Chikuzen, Fukuoka
The Amagi Railway line runs quietly through flat agricultural land, stopping at stations — Tachiara, Yamakuma, Takada — that feel unhurried even on weekday mornings. Around Takada station, the faint grain-and-malt smell drifting from the Kirin Beer Fukuoka plant is simply part of the air here, as ordinary as the vegetable trucks turning off Route 386. Chikuzen-machi, formed in 2005 from the merger of Yasu-machi and Miwa-machi, carries within its flatlands a layered past that keeps surfacing in unexpected forms.
The most insistent of those layers is the wartime one. Tachiara station once stood at the main gate of a prewar army airfield that drew enormous daily crowds of personnel and workers; the ground it occupied is now the Kirin factory site.
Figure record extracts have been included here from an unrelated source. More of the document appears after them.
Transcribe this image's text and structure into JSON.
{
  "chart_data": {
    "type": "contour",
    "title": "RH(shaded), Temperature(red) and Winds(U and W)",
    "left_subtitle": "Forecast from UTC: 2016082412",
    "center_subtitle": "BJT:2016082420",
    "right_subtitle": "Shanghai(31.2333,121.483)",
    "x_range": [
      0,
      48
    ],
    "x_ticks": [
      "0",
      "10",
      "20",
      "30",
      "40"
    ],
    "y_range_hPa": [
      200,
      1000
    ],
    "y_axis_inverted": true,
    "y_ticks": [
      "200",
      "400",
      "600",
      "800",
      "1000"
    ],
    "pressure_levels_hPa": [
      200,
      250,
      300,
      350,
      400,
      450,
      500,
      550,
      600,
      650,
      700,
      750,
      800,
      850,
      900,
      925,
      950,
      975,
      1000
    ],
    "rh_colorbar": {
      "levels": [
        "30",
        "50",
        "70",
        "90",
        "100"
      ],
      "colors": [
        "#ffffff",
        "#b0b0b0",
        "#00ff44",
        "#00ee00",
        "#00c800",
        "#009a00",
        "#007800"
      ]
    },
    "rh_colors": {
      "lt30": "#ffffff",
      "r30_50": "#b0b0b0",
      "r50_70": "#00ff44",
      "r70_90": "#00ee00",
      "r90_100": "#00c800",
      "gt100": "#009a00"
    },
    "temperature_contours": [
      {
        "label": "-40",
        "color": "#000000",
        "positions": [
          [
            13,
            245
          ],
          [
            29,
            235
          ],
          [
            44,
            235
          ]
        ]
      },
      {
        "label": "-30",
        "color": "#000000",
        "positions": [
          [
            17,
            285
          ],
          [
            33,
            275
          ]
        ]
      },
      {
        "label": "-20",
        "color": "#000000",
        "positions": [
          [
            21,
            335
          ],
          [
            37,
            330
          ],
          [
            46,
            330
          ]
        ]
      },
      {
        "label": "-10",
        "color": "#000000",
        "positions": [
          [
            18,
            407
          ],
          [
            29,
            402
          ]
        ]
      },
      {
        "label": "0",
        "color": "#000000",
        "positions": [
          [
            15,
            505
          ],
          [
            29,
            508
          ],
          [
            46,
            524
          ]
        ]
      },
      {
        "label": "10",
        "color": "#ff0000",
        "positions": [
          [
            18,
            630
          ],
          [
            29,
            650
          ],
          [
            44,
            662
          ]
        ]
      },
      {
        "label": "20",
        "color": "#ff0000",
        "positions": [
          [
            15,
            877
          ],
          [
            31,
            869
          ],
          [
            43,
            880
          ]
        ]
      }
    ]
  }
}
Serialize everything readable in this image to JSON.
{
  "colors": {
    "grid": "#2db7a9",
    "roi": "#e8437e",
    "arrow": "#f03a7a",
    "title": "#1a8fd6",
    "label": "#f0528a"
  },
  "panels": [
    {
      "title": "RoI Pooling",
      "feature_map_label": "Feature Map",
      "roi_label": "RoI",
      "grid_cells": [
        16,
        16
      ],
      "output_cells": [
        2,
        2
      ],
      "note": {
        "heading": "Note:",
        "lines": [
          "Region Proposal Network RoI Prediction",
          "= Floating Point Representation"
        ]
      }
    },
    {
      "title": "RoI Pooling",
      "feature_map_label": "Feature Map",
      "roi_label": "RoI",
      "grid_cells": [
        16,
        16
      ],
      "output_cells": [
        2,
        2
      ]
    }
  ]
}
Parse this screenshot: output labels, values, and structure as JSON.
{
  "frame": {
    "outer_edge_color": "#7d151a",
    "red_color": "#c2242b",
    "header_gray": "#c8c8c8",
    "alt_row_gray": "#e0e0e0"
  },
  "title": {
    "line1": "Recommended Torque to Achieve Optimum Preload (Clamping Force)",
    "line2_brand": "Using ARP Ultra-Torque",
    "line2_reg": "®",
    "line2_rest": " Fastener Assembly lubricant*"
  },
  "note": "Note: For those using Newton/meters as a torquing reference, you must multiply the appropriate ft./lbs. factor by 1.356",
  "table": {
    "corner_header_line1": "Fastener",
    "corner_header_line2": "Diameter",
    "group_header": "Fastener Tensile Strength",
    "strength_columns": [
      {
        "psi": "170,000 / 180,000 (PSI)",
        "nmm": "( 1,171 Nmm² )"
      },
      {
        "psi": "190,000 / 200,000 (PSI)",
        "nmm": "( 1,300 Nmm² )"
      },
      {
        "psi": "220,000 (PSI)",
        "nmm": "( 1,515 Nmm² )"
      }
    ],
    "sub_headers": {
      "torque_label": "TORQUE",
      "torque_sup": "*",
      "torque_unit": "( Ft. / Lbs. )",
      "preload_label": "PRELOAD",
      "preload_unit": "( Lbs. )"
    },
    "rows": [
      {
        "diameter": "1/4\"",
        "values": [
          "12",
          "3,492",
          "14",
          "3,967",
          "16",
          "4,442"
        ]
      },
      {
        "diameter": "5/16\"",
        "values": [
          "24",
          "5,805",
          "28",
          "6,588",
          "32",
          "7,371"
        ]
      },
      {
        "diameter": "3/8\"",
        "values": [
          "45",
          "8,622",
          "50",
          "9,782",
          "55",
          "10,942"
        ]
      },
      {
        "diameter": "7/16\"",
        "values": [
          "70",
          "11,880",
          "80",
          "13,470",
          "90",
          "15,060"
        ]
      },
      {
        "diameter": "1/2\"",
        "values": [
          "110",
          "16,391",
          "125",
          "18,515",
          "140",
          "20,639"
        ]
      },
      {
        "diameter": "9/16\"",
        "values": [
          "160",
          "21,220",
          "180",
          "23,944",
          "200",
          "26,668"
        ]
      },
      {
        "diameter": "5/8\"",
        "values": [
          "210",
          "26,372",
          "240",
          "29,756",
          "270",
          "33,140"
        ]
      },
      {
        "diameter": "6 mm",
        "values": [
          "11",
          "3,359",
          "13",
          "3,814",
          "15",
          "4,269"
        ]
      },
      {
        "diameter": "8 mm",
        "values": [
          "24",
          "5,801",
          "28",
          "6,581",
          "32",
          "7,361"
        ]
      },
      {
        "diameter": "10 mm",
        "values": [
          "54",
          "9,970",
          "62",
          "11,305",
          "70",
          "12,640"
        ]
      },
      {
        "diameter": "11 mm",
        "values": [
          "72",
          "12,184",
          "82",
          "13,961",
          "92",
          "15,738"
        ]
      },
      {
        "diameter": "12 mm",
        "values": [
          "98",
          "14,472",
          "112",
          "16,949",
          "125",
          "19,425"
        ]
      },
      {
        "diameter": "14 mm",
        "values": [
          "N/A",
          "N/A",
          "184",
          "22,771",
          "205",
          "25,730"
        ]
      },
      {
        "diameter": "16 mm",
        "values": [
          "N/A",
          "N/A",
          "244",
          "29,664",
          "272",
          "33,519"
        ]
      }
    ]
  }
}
The Tachiarai Peace Memorial Museum holds a Type 97 fighter and a Zero fighter among its Pacific War exhibits — aircraft that feel strangely concrete parked indoors, stripped of the sky. Older still, the decorated stone chamber of the Tonokami Kanzeonzuka burial mound, painted with circles, star-shapes, and boats in red pigment, dates to the late sixth or early seventh century, its imagery still vivid enough to suggest the hands that applied it.
At the Michinoeki Chikuzen Minamino-sato roadside station, local vegetables and processed goods from the Chikuzen-machi Farmers Market sit in open bins — the practical output of the orchards and vegetable fields that cover the western plain. The Ōmunachinokami Shrine, said locally to have been founded by Empress Jingū, stands nearby as another point where the ancient and the everyday share the same address, neither announced nor explained, simply present.